Clinton fatigue, unfortunately, is merely the first stage of the malady, which over time degenerates into Clinton revulsion, with as many as 2 out of 3 Americans believing that the former Secretary is "untrustworthy" and a "liar."

And looking at the evidence, you can certainly see why the people would draw such conclusions. When you read th Wikileaks treasure trove (or is it a compost heap?) of Clinton campaign chairman John Podesta's hacked emails you see massive evidence of a corrupt campaign and foundation subculture immersed and marinated in complete moral relativism and double-jointed pragmatism. The result is a phalanx of moral and financial corruption that has produced a polluted and corrupting political solar system of morally skewed, out of kilter planets, their moral compasses increasingly demagnetized, orbiting around the Clinton's seductive sun.

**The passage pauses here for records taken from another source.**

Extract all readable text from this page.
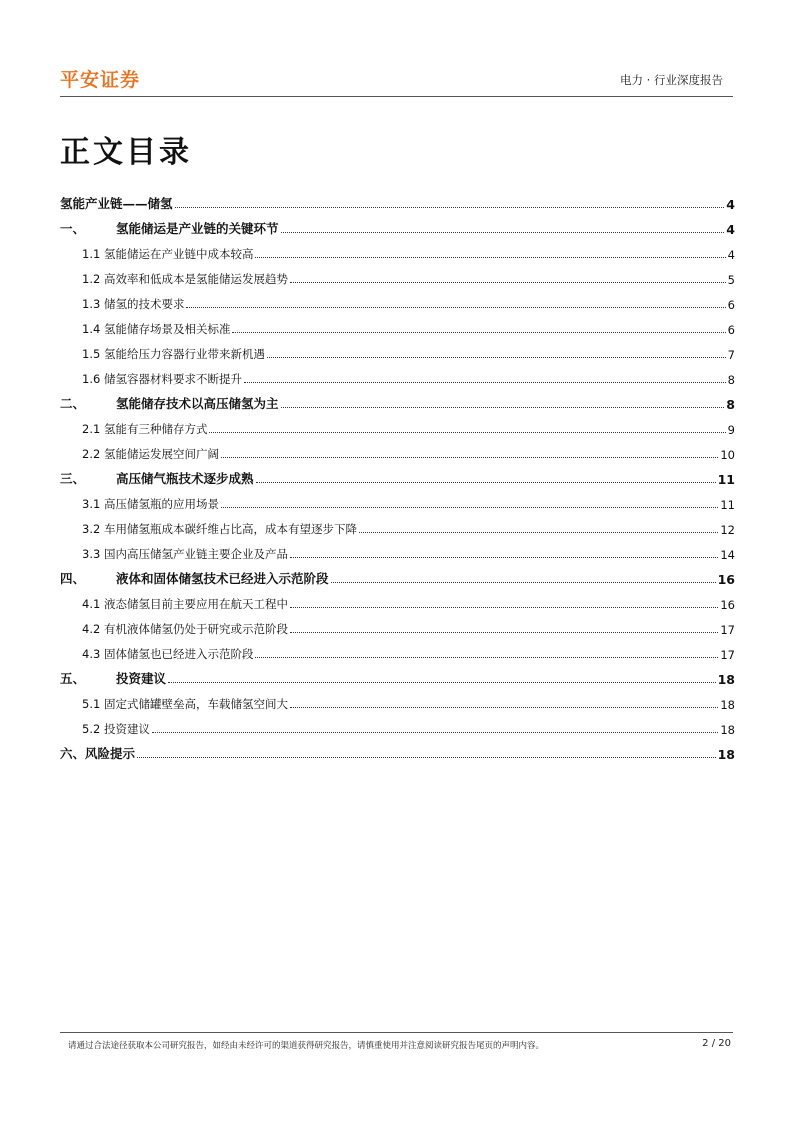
平安证券	电力 · 行业深度报告
正文目录
氢能产业链——储氢	4
一、	氢能储运是产业链的关键环节	4
1.1 氢能储运在产业链中成本较高	4
1.2 高效率和低成本是氢能储运发展趋势	5
1.3 储氢的技术要求	6
1.4 氢能储存场景及相关标准	6
1.5 氢能给压力容器行业带来新机遇	7
1.6 储氢容器材料要求不断提升	8
二、	氢能储存技术以高压储氢为主	8
2.1 氢能有三种储存方式	9
2.2 氢能储运发展空间广阔	10
三、	高压储气瓶技术逐步成熟	11
3.1 高压储氢瓶的应用场景	11
3.2 车用储氢瓶成本碳纤维占比高，成本有望逐步下降	12
3.3 国内高压储氢产业链主要企业及产品	14
四、	液体和固体储氢技术已经进入示范阶段	16
4.1 液态储氢目前主要应用在航天工程中	16
4.2 有机液体储氢仍处于研究或示范阶段	17
4.3 固体储氢也已经进入示范阶段	17
五、	投资建议	18
5.1 固定式储罐壁垒高，车载储氢空间大	18
5.2 投资建议	18
六、风险提示	18
请通过合法途径获取本公司研究报告，如经由未经许可的渠道获得研究报告，请慎重使用并注意阅读研究报告尾页的声明内容。	2 / 20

Make no mistake about it, the Clinton email and Clinton Foundation scandals, to borrow a phrase from yesteryear, are a "cancer" growing on Mrs. Clinton's candidacy. And, if she is elected Nov. 8th, that cancer will continue to grow and metastasize for the duration of her presidency, however, long or brief it may prove to be.

Do you really want to put your fellow citizens through such an agonizing, destructive, and painfully drawn out ordeal? Once again, to paraphrase the Nixonian 70's, electing Mrs. Clinton will begin a long national nightmare which will be destined to become like an endless serial bad dream, wreaking havoc on our nation's body politic and generating an ever diminishing trust in our self-governing republic "of the people, by the people, for the people."

Profit from my past misplaced loyalty, and abandon the deeply flawed object of your trust. She does not deserve your loyalty and our country does. Spare America this glaringly predictable anguish.

Enough is enough!

Dr. Richard Land is president of Southern Evangelical Seminary and executive editor of The Christian Post.